Today is 1 July and I guess that means the end of Buddhist Action Month. I have been enormously inspired and delighted to read and hear of all the many actions and events that have been taking place in Triratna Groups and Centres around the world - sadhu to us all!
Over the past month, many of us have been engaged in actions and sangha gatherings around the theme of 'Buddhist Action'. It has been an opportunity to reflect on our interrelationship with the world around us - how does our lifestyle and our consumption habits affect the world and the people in it? Both now as well as the effect on future generations?
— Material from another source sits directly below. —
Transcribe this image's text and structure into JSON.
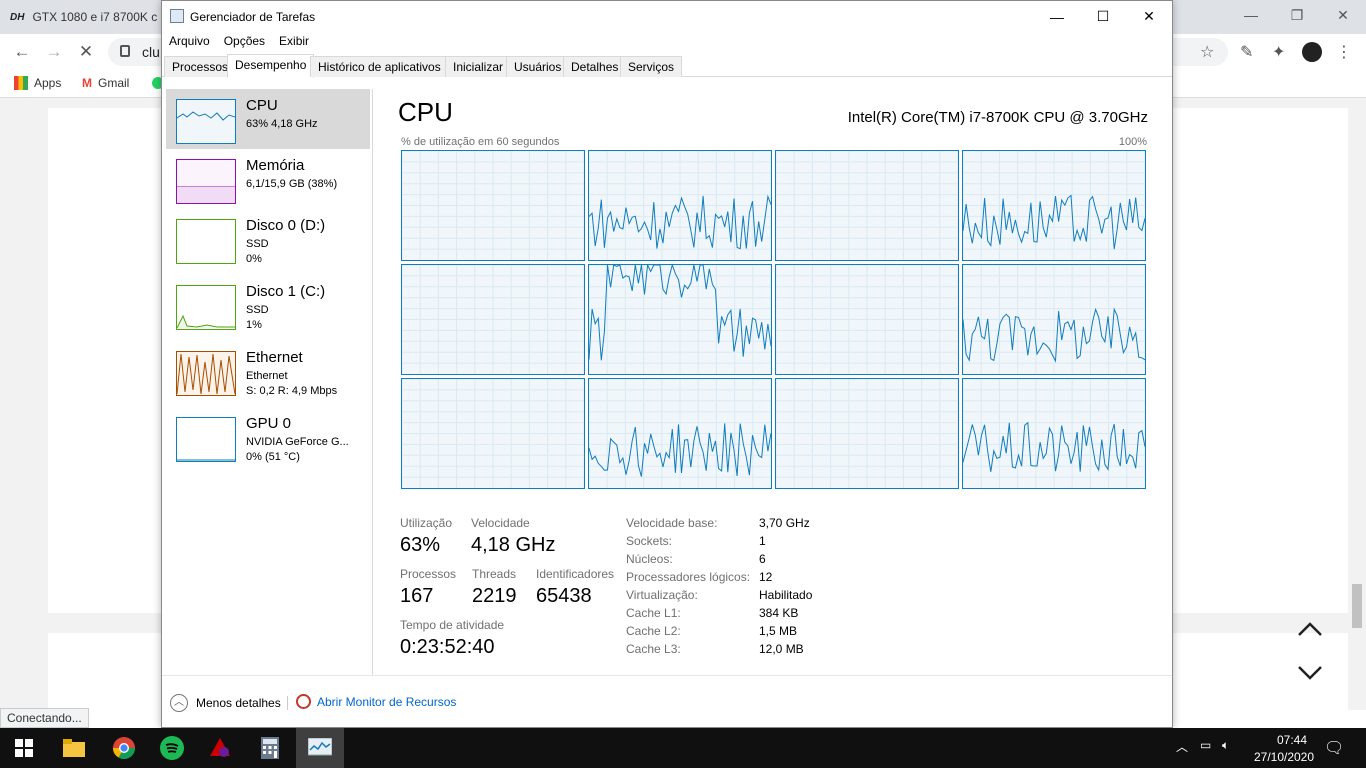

Do we want it to be the way it is - are there changes we'd like to make? To what extent is our collective lifestyle in the West an ethical issue? To what extent it our individual lifestyle based on simplicity, contentment, awareness of others, generosity etc and hence sustainable and helpful: this may make us more aware of the potentially radical nature of a dharma lifestyle!
I tend to think that our individual & collective dharma practice is capable of contributing to signifiant social transformation - especially if we make the transformative nature of it quite explicit and keep moving beyond a our cultural conditioning of individualism and materialism.
It may be the end of BAM 2016, but it can be the beginning of integrating greater awareness of the consequences of our actions on the planet and all the people who live in it! And a continuing exploration of 'What does the Bodhisattva Ideal mean for us in the 21st century?!'
Let's continue the exploration of this theme over the rest of the year - on the buddhistcentre online this conversation can continue on the Compassion in Action page. You can post any thoughts, discussion points, details of events or action points that relate to the theme of compassionate action/
Of course, the ultimate compassionate action and one that the historical Buddha exemplified, is teaching the dharma or supporting those that do it. I have just started reading Analayo's book Compassion and Emptiness in Early Buddhist Meditation' - I am only a few chapters in but so far it is very readable and enjoyable - highly recommended!
But there are millions of beings - humans and animals - who don't and never will have access to a Buddhist Centre, and who also may well not have any voice or many possibilities to change their lives without support: how can we reach out to some of them? And should that sound too grandiose and 'too much' then we might just have to lift our gaze in our local communities, people just outside our front door, and notice what might of benefit to ease their life and gain greater perspective on the choices they can make.
The intention to benefit all beings ,
Which does not arise in others even for their own sake,
Is an extraordinary jewel of the mind,
Its birth an unprecedented wonder.
It is the panacea that relieves the world of all pain, ,
And is the source of all its joy
If even the thought to relieve
Living creatures of merely a headache
Is a beneficial intention endowed with infinite goodness,
Then what need is there to to mention
The wish to dispel their inconceivable misery,
Wishing every single one of them
To realize boundless good qualities?